Nadia September 15, 2010 at 6:18 pm

wow, sara! so beautiful! i’m glad you kept at your baking, we all have missteps w/ it. i made a pound cake (something so basic) last week for my inlaws and it failed miserably. this looks way better than madelines anyway.

your pictures are getting even better (they were beautiful to begin with) and i love your wooden boards, bowl, and the base on the last picture. :)

Bridgett September 15, 2010 at 6:56 pm

Sara, this is a stunning fig custard and I am glad you gave baking another try. I have an easy bake oven here if you would like to borrow it and play for a while. Everything you do comes out perfectly.

Eliana September 15, 2010 at 8:21 pm

Love the flavors in this beauty. And with this figs so perfectly arranged, it’s almost too good to eat.

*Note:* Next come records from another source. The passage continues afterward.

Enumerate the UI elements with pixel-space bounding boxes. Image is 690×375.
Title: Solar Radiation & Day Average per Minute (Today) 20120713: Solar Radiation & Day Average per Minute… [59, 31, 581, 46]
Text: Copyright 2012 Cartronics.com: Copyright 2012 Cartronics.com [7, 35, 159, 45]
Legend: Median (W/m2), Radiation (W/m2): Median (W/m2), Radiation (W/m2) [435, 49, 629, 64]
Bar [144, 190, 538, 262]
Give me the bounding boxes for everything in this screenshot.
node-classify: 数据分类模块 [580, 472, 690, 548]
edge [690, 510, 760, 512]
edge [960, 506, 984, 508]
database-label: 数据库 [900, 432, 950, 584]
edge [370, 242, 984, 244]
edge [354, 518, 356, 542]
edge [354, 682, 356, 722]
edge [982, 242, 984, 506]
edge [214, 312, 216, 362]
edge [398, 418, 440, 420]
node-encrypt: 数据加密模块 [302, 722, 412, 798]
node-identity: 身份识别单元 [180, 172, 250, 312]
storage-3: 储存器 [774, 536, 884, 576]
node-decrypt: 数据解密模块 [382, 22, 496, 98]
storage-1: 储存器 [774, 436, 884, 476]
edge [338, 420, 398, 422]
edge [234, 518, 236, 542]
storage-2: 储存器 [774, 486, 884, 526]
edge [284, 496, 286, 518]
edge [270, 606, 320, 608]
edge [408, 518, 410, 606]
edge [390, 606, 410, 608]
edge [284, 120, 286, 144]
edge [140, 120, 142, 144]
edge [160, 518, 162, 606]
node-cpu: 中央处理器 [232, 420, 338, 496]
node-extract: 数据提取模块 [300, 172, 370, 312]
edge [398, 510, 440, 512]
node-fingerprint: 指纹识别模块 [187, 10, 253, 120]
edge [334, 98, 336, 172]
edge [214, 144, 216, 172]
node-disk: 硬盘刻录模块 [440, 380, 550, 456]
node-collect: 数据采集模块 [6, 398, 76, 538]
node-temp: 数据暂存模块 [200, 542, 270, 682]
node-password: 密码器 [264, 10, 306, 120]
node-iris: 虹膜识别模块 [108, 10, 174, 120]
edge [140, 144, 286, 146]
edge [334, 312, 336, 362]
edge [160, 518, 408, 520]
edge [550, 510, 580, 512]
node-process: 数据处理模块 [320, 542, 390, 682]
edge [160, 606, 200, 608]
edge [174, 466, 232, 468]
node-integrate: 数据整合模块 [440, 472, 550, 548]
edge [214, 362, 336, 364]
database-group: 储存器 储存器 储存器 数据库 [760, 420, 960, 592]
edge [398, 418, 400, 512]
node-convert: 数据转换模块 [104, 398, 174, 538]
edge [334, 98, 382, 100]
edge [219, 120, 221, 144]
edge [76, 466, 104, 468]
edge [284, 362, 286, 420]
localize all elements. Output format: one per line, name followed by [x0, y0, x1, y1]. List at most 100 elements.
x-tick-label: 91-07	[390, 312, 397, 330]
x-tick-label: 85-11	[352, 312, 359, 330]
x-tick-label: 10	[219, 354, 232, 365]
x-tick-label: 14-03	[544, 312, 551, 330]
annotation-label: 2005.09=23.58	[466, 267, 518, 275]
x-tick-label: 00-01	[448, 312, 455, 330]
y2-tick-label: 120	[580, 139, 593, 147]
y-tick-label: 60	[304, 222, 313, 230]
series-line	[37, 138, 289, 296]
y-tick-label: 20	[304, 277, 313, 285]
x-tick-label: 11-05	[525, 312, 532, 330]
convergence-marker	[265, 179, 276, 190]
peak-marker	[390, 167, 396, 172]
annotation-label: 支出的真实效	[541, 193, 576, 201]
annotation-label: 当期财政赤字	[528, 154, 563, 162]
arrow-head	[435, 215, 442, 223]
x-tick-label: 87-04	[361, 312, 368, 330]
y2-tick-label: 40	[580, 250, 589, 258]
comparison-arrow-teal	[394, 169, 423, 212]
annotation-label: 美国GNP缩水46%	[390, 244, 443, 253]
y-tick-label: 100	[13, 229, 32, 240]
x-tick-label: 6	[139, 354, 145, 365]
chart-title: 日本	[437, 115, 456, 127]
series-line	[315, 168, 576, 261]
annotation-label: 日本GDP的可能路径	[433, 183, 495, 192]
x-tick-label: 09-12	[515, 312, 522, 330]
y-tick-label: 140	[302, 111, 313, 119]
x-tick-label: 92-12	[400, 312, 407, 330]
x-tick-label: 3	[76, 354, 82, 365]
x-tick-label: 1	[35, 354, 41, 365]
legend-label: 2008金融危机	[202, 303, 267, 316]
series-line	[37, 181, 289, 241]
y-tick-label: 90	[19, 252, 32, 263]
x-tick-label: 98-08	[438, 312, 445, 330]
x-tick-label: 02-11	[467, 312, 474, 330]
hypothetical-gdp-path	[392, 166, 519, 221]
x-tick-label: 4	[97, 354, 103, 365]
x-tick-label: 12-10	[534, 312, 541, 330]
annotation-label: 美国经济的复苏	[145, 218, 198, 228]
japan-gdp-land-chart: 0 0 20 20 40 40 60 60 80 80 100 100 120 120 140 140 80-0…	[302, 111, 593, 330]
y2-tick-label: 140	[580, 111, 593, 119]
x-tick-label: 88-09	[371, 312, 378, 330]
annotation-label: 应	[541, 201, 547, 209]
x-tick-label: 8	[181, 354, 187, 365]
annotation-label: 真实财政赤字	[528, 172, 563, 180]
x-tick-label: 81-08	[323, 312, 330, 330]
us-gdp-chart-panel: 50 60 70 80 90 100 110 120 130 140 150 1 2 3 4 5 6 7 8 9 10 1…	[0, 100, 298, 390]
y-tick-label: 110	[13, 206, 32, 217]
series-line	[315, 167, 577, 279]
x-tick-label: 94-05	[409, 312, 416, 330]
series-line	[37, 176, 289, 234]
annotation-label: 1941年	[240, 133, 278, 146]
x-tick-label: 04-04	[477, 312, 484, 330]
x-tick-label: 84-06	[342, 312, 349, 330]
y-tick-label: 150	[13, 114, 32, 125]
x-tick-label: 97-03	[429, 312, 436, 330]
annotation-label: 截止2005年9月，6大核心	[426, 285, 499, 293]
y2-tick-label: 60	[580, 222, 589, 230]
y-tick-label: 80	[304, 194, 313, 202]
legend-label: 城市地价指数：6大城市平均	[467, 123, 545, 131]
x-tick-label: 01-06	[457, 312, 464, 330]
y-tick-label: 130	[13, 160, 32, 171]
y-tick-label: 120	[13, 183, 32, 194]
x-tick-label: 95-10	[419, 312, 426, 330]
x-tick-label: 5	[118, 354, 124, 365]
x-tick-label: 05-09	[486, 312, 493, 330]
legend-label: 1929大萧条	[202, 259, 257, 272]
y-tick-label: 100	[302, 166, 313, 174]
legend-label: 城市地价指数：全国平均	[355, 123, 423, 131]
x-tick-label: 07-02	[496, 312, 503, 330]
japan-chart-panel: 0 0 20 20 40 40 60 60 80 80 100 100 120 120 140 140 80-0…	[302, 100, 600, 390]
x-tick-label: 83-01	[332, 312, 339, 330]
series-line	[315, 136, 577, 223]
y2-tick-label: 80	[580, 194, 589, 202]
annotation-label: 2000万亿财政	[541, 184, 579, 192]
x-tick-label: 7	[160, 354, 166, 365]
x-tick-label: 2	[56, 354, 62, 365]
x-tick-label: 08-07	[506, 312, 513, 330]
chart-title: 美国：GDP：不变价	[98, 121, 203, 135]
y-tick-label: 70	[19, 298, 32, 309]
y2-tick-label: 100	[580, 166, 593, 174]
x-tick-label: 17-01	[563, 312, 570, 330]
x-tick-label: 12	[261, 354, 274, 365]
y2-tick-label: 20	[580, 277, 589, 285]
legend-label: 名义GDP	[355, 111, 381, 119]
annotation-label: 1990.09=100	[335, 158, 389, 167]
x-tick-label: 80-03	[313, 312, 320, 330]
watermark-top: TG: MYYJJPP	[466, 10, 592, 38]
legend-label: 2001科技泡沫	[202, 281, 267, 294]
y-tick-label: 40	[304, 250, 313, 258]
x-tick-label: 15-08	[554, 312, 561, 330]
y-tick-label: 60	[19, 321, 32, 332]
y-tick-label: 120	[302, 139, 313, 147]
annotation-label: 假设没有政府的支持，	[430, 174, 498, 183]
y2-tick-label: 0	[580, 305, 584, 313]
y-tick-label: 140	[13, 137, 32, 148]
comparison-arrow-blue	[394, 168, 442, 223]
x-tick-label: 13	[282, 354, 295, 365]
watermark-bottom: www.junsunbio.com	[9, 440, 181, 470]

Faith September 16, 2010 at 12:13 am

I can’t believe there’s only 4 ingredients in something that looks as amazing as this! What a lovely dish to higlight the flavor of the figs.

Monet September 16, 2010 at 5:01 am

Not only simple but also stunning. This looks to-die-for. I love fresh figs, and I can imagine that with the few ingredients, their flavor really stands out. I’m so glad I stumbled on your blog tonight!

food lover kathy September 16, 2010 at 4:48 pm

A perfect and simple late summer dessert! Looks so tasty.

Sue September 17, 2010 at 2:21 am

Did you torch that? Wow. Beautiful.

Thas September 19, 2010 at 3:17 am

Indeed heavenly and love the presentation.

Ava South September 20, 2010 at 2:01 pm

Do you use actual underripe figs or a special green fig for this recipe? My fig tree has little figs on it but I have no idea of the name. Maybe Celeste?